- Date: 14–20 October
- Edition: 3rd
- Category: World Series
- Draw: 32S / 16D
- Prize money: $450,000
- Surface: Carpet / indoor
- Location: Ostrava, Czech Republic
- Venue: ČEZ Aréna

Champions

Singles
- David Prinosil

Doubles
- Sandon Stolle / Cyril Suk
- ← 1995 · IPB Czech Indoor · 1997 →

= 1996 IPB Czech Indoor =

The 1996 IPB Czech Indoor was a men's tennis tournament played on indoor carpet courts at the ČEZ Aréna in Ostrava in the Czech Republic and was part of the World Series of the 1996 ATP Tour.

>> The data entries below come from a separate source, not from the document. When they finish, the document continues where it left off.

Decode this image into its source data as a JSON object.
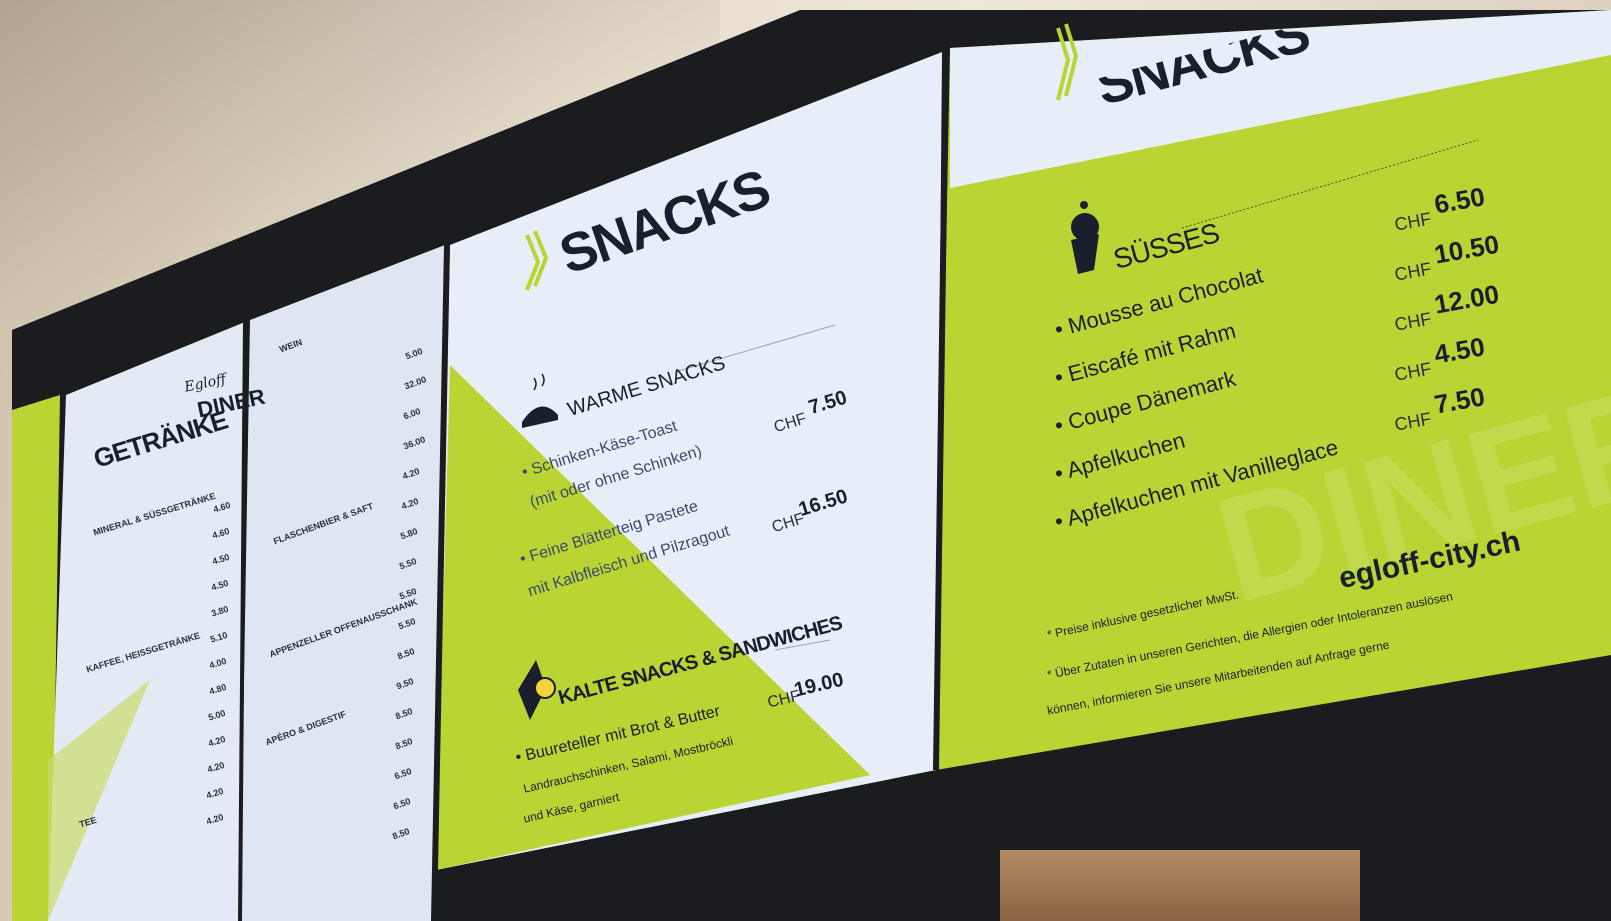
{
  "colors": {
    "lime": "#b9d433",
    "screen_light": "#e6ecf6",
    "bezel": "#1b1c1f",
    "text_dark": "#1a1f2e"
  },
  "board_left": {
    "logo_script": "Egloff",
    "logo": "DINER",
    "title": "GETRÄNKE",
    "sections": [
      "MINERAL & SÜSSGETRÄNKE",
      "KAFFEE, HEISSGETRÄNKE",
      "TEE"
    ],
    "prices": [
      "4.60",
      "4.60",
      "4.50",
      "4.50",
      "3.80",
      "5.10",
      "4.00",
      "4.80",
      "5.00",
      "4.20",
      "4.20",
      "4.20",
      "4.20"
    ]
  },
  "board_wine": {
    "sections": [
      "WEIN",
      "FLASCHENBIER & SAFT",
      "APPENZELLER OFFENAUSSCHANK",
      "APÉRO & DIGESTIF"
    ],
    "prices": [
      "5.00",
      "32.00",
      "6.00",
      "36.00",
      "4.20",
      "4.20",
      "5.80",
      "5.50",
      "5.50",
      "5.50",
      "8.50",
      "9.50",
      "8.50",
      "8.50",
      "6.50",
      "6.50",
      "8.50"
    ]
  },
  "board_center": {
    "title": "SNACKS",
    "warm": {
      "heading": "WARME SNACKS",
      "items": [
        {
          "line1": "• Schinken-Käse-Toast",
          "line2": "(mit oder ohne Schinken)",
          "currency": "CHF",
          "price": "7.50"
        },
        {
          "line1": "• Feine Blätterteig Pastete",
          "line2": "mit Kalbfleisch und Pilzragout",
          "currency": "CHF",
          "price": "16.50"
        }
      ]
    },
    "cold": {
      "heading": "KALTE SNACKS & SANDWICHES",
      "items": [
        {
          "line1": "• Buureteller mit Brot & Butter",
          "line2": "Landrauchschinken, Salami, Mostbröckli",
          "line3": "und Käse, garniert",
          "currency": "CHF",
          "price": "19.00"
        }
      ]
    }
  },
  "board_right": {
    "title": "SNACKS",
    "heading": "SÜSSES",
    "items": [
      {
        "name": "• Mousse au Chocolat",
        "currency": "CHF",
        "price": "6.50"
      },
      {
        "name": "• Eiscafé mit Rahm",
        "currency": "CHF",
        "price": "10.50"
      },
      {
        "name": "• Coupe Dänemark",
        "currency": "CHF",
        "price": "12.00"
      },
      {
        "name": "• Apfelkuchen",
        "currency": "CHF",
        "price": "4.50"
      },
      {
        "name": "• Apfelkuchen mit Vanilleglace",
        "currency": "CHF",
        "price": "7.50"
      }
    ],
    "website": "egloff-city.ch",
    "note1": "* Preise inklusive gesetzlicher MwSt.",
    "note2": "* Über Zutaten in unseren Gerichten, die Allergien oder Intoleranzen auslösen",
    "note3": "können, informieren Sie unsere Mitarbeitenden auf Anfrage gerne",
    "watermark": "DINER"
  }
}
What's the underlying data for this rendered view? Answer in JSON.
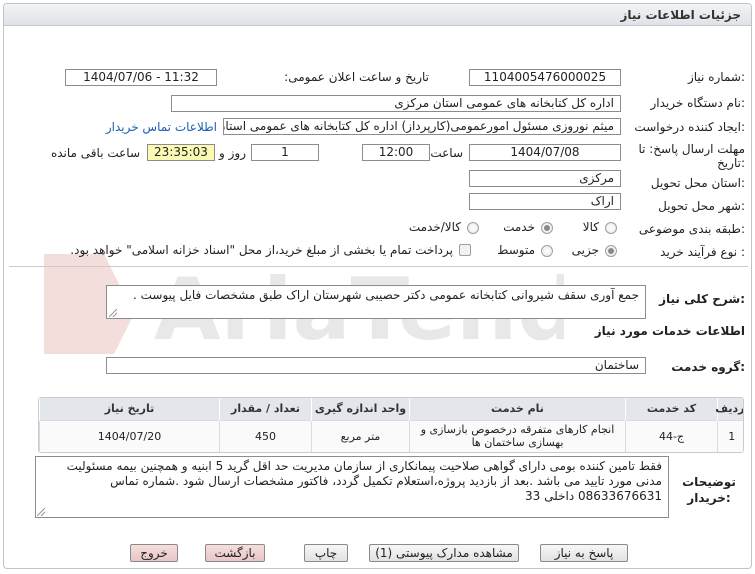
{
  "header": {
    "title": "جزئیات اطلاعات نیاز"
  },
  "fields": {
    "need_number_label": "شماره نیاز:",
    "need_number": "1104005476000025",
    "announce_label": "تاریخ و ساعت اعلان عمومی:",
    "announce_value": "1404/07/06 - 11:32",
    "buyer_label": "نام دستگاه خریدار:",
    "buyer_value": "اداره کل کتابخانه های عمومی استان مرکزی",
    "creator_label": "ایجاد کننده درخواست:",
    "creator_value": "میثم نوروزی مسئول امورعمومی(کارپرداز) اداره کل کتابخانه های عمومی استان",
    "contact_link": "اطلاعات تماس خریدار",
    "deadline_label_1": "مهلت ارسال پاسخ: تا",
    "deadline_label_2": "تاریخ:",
    "deadline_date": "1404/07/08",
    "time_label": "ساعت",
    "deadline_time": "12:00",
    "days_value": "1",
    "days_label": "روز و",
    "remaining_time": "23:35:03",
    "remaining_label": "ساعت باقی مانده",
    "province_label": "استان محل تحویل:",
    "province_value": "مرکزی",
    "city_label": "شهر محل تحویل:",
    "city_value": "اراک",
    "category_label": "طبقه بندی موضوعی:",
    "category_options": [
      "کالا",
      "خدمت",
      "کالا/خدمت"
    ],
    "process_label": "نوع فرآیند خرید :",
    "process_options": [
      "جزیی",
      "متوسط"
    ],
    "payment_note": "پرداخت تمام یا بخشی از مبلغ خرید،از محل \"اسناد خزانه اسلامی\" خواهد بود."
  },
  "description": {
    "label": "شرح کلی نیاز:",
    "value": "جمع آوری سقف شیروانی کتابخانه عمومی دکتر حصیبی شهرستان اراک طبق مشخصات فایل پیوست ."
  },
  "services": {
    "section_title": "اطلاعات خدمات مورد نیاز",
    "group_label": "گروه خدمت:",
    "group_value": "ساختمان",
    "columns": [
      "ردیف",
      "کد خدمت",
      "نام خدمت",
      "واحد اندازه گیری",
      "تعداد / مقدار",
      "تاریخ نیاز"
    ],
    "rows": [
      {
        "row": "1",
        "code": "ج-44",
        "name": "انجام کارهای متفرقه درخصوص بازسازی و بهسازی ساختمان ها",
        "unit": "متر مربع",
        "qty": "450",
        "date": "1404/07/20"
      }
    ]
  },
  "buyer_notes": {
    "label": "توضیحات خریدار:",
    "value": "فقط تامین کننده  بومی دارای گواهی صلاحیت پیمانکاری از سازمان مدیریت حد اقل گرید 5 ابنیه و همچنین بیمه مسئولیت مدنی مورد تایید می باشد .بعد از بازدید پروژه،استعلام تکمیل گردد، فاکتور مشخصات ارسال شود .شماره تماس 08633676631 داخلی 33"
  },
  "buttons": {
    "reply": "پاسخ به نیاز",
    "attachments": "مشاهده مدارک پیوستی (1)",
    "print": "چاپ",
    "back": "بازگشت",
    "exit": "خروج"
  },
  "watermark": {
    "text": "AriaTender.net"
  }
}
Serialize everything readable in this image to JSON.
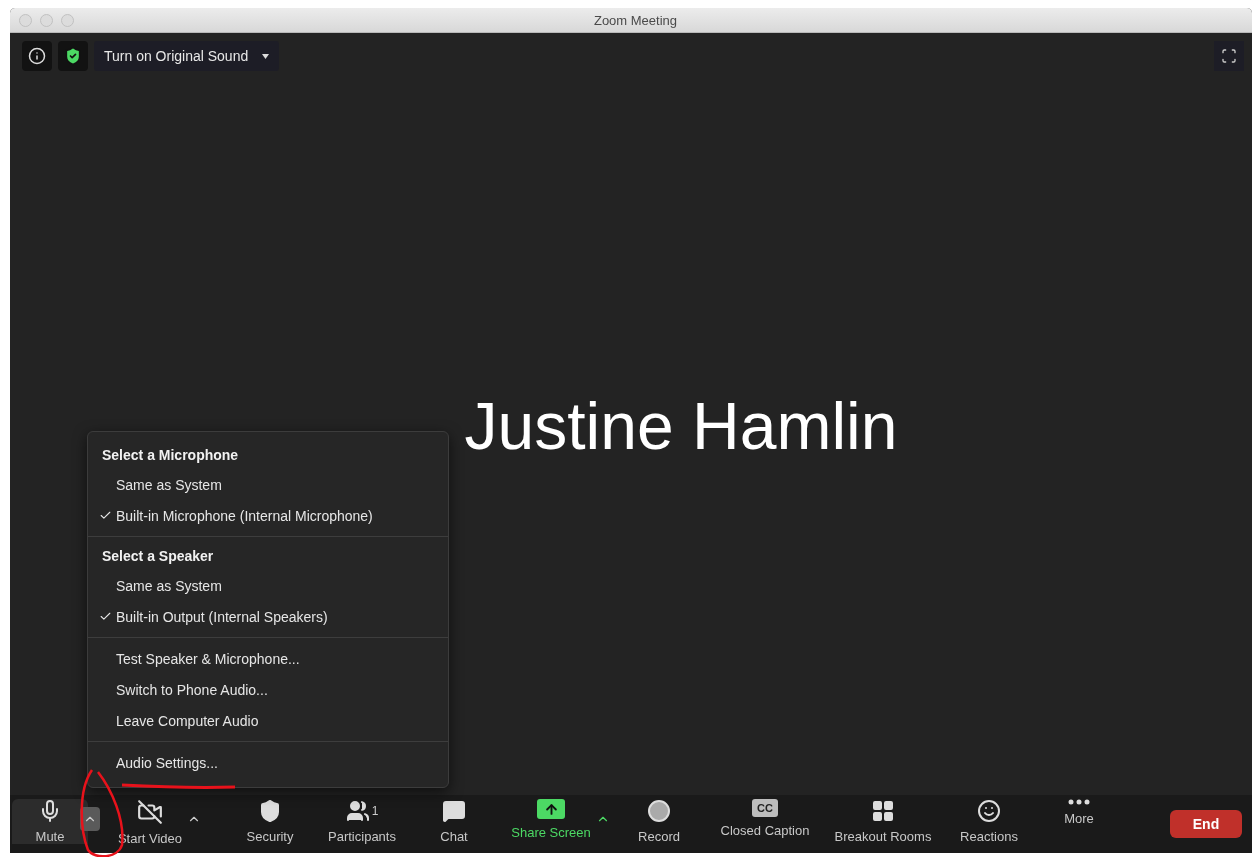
{
  "window": {
    "title": "Zoom Meeting"
  },
  "top_bar": {
    "original_sound": "Turn on Original Sound",
    "secure": true
  },
  "participant_name": "Justine Hamlin",
  "audio_menu": {
    "sections": [
      {
        "heading": "Select a Microphone",
        "items": [
          {
            "label": "Same as System",
            "checked": false
          },
          {
            "label": "Built-in Microphone (Internal Microphone)",
            "checked": true
          }
        ]
      },
      {
        "heading": "Select a Speaker",
        "items": [
          {
            "label": "Same as System",
            "checked": false
          },
          {
            "label": "Built-in Output (Internal Speakers)",
            "checked": true
          }
        ]
      },
      {
        "items": [
          {
            "label": "Test Speaker & Microphone...",
            "checked": false
          },
          {
            "label": "Switch to Phone Audio...",
            "checked": false
          },
          {
            "label": "Leave Computer Audio",
            "checked": false
          }
        ]
      },
      {
        "items": [
          {
            "label": "Audio Settings...",
            "checked": false
          }
        ]
      }
    ]
  },
  "toolbar": {
    "buttons": [
      {
        "kind": "mic",
        "label": "Mute",
        "selected": true,
        "caret_expanded": true
      },
      {
        "kind": "video",
        "label": "Start Video",
        "selected": false,
        "caret_expanded": false
      },
      {
        "kind": "security",
        "label": "Security",
        "selected": false
      },
      {
        "kind": "participants",
        "label": "Participants",
        "count": "1",
        "selected": false
      },
      {
        "kind": "chat",
        "label": "Chat",
        "selected": false
      },
      {
        "kind": "share",
        "label": "Share Screen",
        "selected": false,
        "caret_expanded": false
      },
      {
        "kind": "record",
        "label": "Record",
        "selected": false
      },
      {
        "kind": "cc",
        "label": "Closed Caption",
        "badge": "CC",
        "selected": false
      },
      {
        "kind": "breakout",
        "label": "Breakout Rooms",
        "selected": false
      },
      {
        "kind": "reactions",
        "label": "Reactions",
        "selected": false
      },
      {
        "kind": "more",
        "label": "More",
        "selected": false
      }
    ],
    "end": "End"
  }
}
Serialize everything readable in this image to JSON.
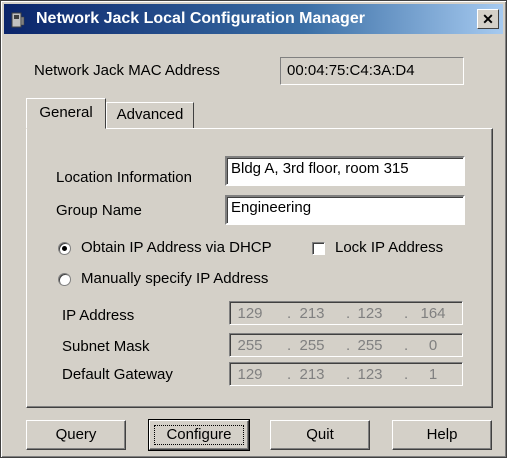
{
  "window": {
    "title": "Network Jack Local Configuration Manager",
    "close_glyph": "✕"
  },
  "mac": {
    "label": "Network Jack MAC Address",
    "value": "00:04:75:C4:3A:D4"
  },
  "tabs": [
    {
      "label": "General",
      "active": true
    },
    {
      "label": "Advanced",
      "active": false
    }
  ],
  "general": {
    "location_label": "Location Information",
    "location_value": "Bldg A, 3rd floor, room 315",
    "group_label": "Group Name",
    "group_value": "Engineering",
    "dhcp_label": "Obtain IP Address via DHCP",
    "dhcp_selected": true,
    "lock_label": "Lock IP Address",
    "lock_checked": false,
    "manual_label": "Manually specify IP Address",
    "manual_selected": false,
    "ip_label": "IP Address",
    "ip": [
      "129",
      "213",
      "123",
      "164"
    ],
    "subnet_label": "Subnet Mask",
    "subnet": [
      "255",
      "255",
      "255",
      "0"
    ],
    "gateway_label": "Default Gateway",
    "gateway": [
      "129",
      "213",
      "123",
      "1"
    ],
    "ip_sep": "."
  },
  "buttons": {
    "query": "Query",
    "configure": "Configure",
    "quit": "Quit",
    "help": "Help"
  }
}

The tournament ran from 14 October through 20 October 1996. Unseeded David Prinosil won the singles title.

==Finals==
===Singles===

GER David Prinosil defeated CZE Petr Korda 6–1, 6–2
- It was Prinosil's 1st title of the year and the 5th of his career.

===Doubles===

AUS Sandon Stolle / CZE Cyril Suk defeated SVK Ján Krošlák / SVK Karol Kučera 7–6, 6–3
- It was Stolle's 1st title of the year and the 6th of his career. It was Suk's 2nd title of the year and the 19th of his career.